Родин ухмыльнулся, покачав головой, проворно сбежал по ступенькам и запрыгнул в коляску. По дороге долго думал про мадам Ледянскую. Голос с хрипотцой, низкий и приятный, а сама какая-то вся угловатая, нескладная. Одевается в черное, что только подчеркивает ее изможденную худобу, а выдающую возраст шею прячет под затейливым разноцветным боа.
«Что же ее может беспокоить? Снова депрессия, если только она всерьез заболела, а не просто внимание привлекает, – думал он, поймав себя на мысли, что ему почему-то стало ее немного жаль. – Судя по резким сменам настроения и густой вуали, под которой без труда угадываются красные от слез глаза, дело может быть в кокаиновой зависимости или мигренях. Впрочем, одно другого не исключает. Как непросто, должно быть, ходить в старых девах: душа еще цветет, как яблонька по весне, а тело уже огорчает первыми признаками старения…»
Родин еще посокрушался немного по слегка навязчивой и, по-видимому, очень несчастной Елизавете и принял решение оказать ей самый теплый прием, задействовав все свои душевные и профессиональные ресурсы.
Глава третья
Раннее утреннее солнце заглядывало в высокие окна докторского дома. Родин, усевшись за свой стол и изучая список дел на день, допивал ароматный кофе. Сегодня к нему записалась на прием Ледянская – причем время ей было назначено непривычно раннее. Родин хмыкнул.
Елизавета Николаевна Ледянская была известной в Старокузнецке персоной.

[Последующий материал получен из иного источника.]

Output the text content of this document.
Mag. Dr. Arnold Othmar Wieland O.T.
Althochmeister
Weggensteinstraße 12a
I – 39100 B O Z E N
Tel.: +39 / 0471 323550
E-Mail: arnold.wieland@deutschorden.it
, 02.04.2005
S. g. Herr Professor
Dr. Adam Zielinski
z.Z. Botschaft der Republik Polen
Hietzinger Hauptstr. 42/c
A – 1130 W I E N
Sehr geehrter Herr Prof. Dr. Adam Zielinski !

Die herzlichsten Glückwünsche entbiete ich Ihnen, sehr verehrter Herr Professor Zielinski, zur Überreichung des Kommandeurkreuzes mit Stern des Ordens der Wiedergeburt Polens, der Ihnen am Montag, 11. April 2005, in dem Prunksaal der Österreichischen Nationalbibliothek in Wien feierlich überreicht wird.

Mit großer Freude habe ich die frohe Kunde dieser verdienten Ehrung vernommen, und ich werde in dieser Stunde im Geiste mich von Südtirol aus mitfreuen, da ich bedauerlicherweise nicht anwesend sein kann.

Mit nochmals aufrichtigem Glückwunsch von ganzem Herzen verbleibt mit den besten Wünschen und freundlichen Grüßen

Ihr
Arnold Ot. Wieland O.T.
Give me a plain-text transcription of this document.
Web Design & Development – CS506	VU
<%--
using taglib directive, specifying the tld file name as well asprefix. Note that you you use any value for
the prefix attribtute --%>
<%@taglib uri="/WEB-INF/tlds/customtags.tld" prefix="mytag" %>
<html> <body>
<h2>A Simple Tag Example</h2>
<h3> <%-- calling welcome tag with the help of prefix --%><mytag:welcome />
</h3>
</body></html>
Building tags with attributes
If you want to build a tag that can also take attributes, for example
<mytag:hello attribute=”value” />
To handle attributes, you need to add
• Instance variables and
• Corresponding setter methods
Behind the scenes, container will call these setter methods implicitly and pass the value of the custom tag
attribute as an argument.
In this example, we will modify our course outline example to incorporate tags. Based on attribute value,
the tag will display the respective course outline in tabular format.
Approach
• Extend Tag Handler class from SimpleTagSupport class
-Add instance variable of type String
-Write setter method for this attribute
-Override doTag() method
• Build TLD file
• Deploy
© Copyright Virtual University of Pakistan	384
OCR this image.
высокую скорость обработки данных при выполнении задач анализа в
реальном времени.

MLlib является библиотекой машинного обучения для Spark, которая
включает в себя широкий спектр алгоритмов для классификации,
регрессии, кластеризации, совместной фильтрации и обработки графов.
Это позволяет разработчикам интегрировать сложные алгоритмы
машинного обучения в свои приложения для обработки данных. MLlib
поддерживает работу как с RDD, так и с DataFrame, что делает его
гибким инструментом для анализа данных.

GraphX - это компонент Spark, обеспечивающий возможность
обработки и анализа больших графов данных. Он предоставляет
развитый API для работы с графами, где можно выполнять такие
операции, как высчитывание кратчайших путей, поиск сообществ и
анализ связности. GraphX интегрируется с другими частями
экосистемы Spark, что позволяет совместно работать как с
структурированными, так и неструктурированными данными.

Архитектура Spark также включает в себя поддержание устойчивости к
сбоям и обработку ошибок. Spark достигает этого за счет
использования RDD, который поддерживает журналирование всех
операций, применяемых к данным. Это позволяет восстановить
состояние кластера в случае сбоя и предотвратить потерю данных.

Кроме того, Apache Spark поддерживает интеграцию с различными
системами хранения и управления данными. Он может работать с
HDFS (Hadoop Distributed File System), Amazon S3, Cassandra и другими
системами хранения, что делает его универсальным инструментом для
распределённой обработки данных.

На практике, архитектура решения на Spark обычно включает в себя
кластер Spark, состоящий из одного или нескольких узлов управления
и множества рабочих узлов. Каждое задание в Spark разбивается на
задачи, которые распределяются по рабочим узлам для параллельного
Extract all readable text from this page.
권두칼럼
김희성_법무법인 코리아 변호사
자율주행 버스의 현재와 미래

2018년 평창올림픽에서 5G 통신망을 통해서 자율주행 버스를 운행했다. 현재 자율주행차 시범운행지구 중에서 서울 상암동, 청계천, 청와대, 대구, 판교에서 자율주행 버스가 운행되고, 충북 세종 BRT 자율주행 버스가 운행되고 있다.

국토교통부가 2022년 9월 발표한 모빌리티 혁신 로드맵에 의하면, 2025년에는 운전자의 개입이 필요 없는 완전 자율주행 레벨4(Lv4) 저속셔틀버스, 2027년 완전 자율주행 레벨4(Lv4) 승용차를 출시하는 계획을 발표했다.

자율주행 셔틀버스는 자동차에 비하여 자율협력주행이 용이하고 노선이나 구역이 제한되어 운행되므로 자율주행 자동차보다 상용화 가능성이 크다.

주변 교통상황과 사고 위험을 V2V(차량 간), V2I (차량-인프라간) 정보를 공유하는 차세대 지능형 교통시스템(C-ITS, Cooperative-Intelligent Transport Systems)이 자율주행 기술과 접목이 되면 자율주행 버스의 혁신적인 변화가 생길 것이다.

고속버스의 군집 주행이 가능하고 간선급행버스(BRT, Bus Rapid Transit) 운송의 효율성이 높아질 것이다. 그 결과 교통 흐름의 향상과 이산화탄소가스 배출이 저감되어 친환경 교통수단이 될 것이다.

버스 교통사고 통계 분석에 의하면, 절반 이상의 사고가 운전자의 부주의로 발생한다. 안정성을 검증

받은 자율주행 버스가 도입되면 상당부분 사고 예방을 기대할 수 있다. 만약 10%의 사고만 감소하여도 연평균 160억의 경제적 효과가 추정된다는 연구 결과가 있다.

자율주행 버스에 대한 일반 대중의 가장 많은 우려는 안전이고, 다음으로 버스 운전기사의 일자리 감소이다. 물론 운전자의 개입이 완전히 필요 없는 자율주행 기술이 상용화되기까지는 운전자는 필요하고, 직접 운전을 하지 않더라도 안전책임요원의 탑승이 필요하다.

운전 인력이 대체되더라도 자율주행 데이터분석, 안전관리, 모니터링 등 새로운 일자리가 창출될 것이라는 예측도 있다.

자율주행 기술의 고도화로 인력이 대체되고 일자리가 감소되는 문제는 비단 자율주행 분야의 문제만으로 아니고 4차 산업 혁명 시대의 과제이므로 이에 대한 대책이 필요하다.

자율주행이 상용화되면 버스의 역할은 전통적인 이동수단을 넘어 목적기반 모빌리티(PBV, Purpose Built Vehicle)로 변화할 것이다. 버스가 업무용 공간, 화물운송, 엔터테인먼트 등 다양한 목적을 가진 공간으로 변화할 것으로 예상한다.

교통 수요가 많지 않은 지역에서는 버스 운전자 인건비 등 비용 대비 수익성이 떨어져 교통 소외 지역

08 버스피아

Уже не юная, зато с возрастом не просто узнавшая, а сама назначившая себе цену дама была местной поэтессой. Модные веяния доходили и до глухой провинции, поэтому Ледянская была в курсе всех последних тенденций и ваяла свой образ и стихи в сообразности с ними.
Последние несколько лет, после долгого увлечения темой тяжелой крестьянской жизни, закрепощенности простых женщин и освобождения простого народа от гнета тяжкой работы, поэтесса из демократки суфражистского толка эволюционировала в романтическую даму с примесью модного декаданса.
Теперь она воздыхала по рыцарским романам, одевалась в подчеркивающие ее в чем-то даже болезненную худобу платья, рассуждала о трагической судьбе женщины, склонной к тонким чувствам, страдала о несовершенстве, подлости и низости окружающего мира, а также интриговала весь город стихами о некой запретной и тайной любви.